In article <661@mccc.UUCP>, pjh@mccc.UUCP (Pete Holsberg) writes:
> In article <218@octopus.UUCP> pete@octopus.UUCP (Pete Holzmann) writes:
> ...If you read all the way through this, you will (hopefully) understand WHY
> ...RLL works/doesn't work depending on the configuration you set up. You will
>....
> 
> Misled?  You think that the guys who told me that they were unable to
> MFM-format a plated media drive that they had run under RLL were
> kidding?  Frankly, I didn't initially believe them either, but enough of
> them said the same thing that I got rid of my ST-225 asap.  Maybe it's
> another hummingbird case: theoretically, there's nothing that an RLL
> controller can do to prevent a disk from being reformatted, but in these
> cited cases, it happened.  Probably in conjunction with a powersupply
> problem or some such thing, eh?
> 

MFM controllers may not work with RLL drives and vica versa, at least
with ST506-type disk drive interfaces.  This may account for some of
above commentary and problems.

This is so because the ST506 drive requires the data separator to be
on the disk drive controller - the data separator is not on the disk
drive.drive itself.  The controller interfaces to the data read/write
electronics in a fairly direct fashion.  The controller has to generate
an encoded data+clock signal and making assumptions (write
precompensation, read/write waveform characteristics, esp. pulse discr.

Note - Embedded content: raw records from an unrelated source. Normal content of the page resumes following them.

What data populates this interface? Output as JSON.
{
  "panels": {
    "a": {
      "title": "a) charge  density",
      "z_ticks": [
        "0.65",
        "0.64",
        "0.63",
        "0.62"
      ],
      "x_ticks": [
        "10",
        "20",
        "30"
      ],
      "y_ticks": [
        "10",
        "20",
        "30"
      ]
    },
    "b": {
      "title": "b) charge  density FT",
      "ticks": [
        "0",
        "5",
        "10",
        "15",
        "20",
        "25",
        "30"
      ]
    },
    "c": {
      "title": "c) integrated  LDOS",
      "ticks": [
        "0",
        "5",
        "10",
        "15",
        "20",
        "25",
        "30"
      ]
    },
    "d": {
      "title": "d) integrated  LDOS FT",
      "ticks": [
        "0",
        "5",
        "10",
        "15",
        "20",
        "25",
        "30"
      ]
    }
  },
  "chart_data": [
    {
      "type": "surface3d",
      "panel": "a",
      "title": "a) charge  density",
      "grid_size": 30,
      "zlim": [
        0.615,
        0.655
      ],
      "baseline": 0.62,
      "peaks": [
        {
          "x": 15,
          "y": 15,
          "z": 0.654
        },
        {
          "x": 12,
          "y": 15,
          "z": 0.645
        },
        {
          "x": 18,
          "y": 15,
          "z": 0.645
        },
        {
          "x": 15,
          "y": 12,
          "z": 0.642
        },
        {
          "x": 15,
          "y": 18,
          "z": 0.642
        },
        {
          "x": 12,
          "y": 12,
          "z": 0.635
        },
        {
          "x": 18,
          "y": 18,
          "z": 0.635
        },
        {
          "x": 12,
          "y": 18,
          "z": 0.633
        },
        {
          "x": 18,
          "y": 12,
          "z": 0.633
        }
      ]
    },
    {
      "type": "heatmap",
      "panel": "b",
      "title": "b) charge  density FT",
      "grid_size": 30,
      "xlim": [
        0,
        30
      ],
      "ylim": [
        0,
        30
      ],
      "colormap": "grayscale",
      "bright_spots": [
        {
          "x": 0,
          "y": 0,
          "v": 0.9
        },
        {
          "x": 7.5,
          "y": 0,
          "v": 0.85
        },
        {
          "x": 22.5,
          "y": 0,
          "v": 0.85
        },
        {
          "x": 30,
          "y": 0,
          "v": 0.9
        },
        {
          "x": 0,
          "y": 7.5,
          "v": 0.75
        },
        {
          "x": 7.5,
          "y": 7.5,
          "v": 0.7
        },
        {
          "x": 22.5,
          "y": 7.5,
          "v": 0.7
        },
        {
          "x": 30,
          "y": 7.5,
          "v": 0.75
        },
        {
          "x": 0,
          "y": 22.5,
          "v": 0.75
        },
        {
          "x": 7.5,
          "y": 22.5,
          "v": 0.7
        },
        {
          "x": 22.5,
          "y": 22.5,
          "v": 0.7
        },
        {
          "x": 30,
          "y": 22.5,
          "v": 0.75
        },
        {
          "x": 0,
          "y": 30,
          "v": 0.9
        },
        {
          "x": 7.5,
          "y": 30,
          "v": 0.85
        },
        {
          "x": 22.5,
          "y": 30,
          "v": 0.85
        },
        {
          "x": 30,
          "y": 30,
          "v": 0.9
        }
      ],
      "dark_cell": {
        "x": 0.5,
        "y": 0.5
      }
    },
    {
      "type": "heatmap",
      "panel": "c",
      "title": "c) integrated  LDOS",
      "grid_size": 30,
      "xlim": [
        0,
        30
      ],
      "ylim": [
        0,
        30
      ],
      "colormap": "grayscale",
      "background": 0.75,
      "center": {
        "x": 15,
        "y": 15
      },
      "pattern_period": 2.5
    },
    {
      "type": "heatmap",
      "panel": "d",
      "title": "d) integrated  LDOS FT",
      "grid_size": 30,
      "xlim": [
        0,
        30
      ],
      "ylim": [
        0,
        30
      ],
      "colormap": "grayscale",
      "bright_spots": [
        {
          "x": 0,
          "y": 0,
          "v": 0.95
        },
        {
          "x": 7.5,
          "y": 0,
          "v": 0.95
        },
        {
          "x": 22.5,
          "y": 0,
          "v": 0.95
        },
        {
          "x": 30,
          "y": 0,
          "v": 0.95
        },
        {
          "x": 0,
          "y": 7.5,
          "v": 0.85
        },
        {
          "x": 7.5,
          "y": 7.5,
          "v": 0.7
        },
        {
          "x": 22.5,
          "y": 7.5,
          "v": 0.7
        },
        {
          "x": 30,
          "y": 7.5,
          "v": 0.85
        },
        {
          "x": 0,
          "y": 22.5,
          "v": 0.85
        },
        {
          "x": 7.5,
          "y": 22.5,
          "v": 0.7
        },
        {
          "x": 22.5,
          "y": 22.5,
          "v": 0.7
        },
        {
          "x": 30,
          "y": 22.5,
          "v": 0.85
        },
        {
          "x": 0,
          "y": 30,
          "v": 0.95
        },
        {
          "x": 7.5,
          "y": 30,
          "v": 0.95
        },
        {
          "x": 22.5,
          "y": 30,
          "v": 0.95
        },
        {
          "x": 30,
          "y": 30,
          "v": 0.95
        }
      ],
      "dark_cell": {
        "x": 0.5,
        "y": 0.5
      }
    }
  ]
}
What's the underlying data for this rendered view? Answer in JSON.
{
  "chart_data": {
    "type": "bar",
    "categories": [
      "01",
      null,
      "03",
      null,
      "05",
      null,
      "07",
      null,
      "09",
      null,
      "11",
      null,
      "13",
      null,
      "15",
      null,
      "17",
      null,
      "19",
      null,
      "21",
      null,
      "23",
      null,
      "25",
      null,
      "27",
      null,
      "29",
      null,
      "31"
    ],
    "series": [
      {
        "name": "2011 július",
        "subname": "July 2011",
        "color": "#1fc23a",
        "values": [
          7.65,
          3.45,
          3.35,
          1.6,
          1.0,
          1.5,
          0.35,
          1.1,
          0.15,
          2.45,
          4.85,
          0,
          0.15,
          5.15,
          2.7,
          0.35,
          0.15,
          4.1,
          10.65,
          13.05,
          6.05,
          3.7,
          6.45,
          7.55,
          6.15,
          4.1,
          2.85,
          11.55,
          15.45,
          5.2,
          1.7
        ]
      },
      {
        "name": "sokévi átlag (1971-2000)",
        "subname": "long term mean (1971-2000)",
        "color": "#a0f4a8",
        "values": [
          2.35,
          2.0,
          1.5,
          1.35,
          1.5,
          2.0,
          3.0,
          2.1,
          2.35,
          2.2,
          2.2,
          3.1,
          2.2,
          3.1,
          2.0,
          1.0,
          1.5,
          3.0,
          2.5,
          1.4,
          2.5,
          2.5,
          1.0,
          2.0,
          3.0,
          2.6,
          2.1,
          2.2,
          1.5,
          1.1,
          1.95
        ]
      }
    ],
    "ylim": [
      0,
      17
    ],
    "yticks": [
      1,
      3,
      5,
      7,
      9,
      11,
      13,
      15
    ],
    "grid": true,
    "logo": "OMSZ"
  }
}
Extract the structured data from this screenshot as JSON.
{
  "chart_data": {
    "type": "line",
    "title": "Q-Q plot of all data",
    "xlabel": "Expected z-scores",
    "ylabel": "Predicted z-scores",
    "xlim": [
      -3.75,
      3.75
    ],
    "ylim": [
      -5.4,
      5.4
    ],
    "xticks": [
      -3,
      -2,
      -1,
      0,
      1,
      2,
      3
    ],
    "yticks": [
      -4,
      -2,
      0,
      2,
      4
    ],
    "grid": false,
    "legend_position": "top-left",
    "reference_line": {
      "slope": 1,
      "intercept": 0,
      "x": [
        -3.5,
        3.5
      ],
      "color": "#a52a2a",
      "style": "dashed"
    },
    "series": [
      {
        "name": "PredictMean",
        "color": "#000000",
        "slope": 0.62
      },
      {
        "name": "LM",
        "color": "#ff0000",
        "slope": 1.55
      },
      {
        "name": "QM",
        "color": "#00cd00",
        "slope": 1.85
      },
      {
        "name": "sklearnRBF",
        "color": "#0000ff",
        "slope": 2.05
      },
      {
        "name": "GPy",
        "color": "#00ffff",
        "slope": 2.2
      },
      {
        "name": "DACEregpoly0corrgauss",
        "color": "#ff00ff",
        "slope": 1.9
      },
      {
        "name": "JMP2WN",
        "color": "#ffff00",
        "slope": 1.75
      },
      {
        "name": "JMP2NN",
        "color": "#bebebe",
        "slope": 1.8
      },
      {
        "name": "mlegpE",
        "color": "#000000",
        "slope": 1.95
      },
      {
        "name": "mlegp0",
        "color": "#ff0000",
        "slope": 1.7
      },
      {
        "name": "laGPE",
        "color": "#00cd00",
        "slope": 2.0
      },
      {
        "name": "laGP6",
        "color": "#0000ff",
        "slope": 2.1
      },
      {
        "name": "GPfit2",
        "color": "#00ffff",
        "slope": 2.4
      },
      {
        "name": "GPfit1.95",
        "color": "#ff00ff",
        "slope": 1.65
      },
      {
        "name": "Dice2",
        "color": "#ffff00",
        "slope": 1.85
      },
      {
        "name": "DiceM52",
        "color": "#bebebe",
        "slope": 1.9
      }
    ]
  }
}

behavior) along the way about a drive they didn't manufacture.  This is
further complicated by the fact that the RLL drive is optimized for a
read/write pulse rate correlated to a bit rate of 7.5MBPS while the
MFM drive is 5.0MBPS.  It becomes a serious problem to match the
on-controller data separator to the on-disk read/write electronics
in any case, but especially in any universal MFM+RLL method.  It is not
impossible, just very hard.  This means you might see combinations
of controllers and disk drives that work better/worse together and
a drive that might work RLL and MFM with particular controllers but
not with others.  For best results, talk to the drive manufacturers
and use controllers they recommend.  The real solution is to place the
data separator on the disk drive so that the disk drive read/write
electronics can be optimized and matched with the data separator.
A SCSI I/O disk drive presumably has the electronics matched since
a single vendor makes the drive and electronics.  ESDI drives place
the data separator on (usually inside) the disk drive.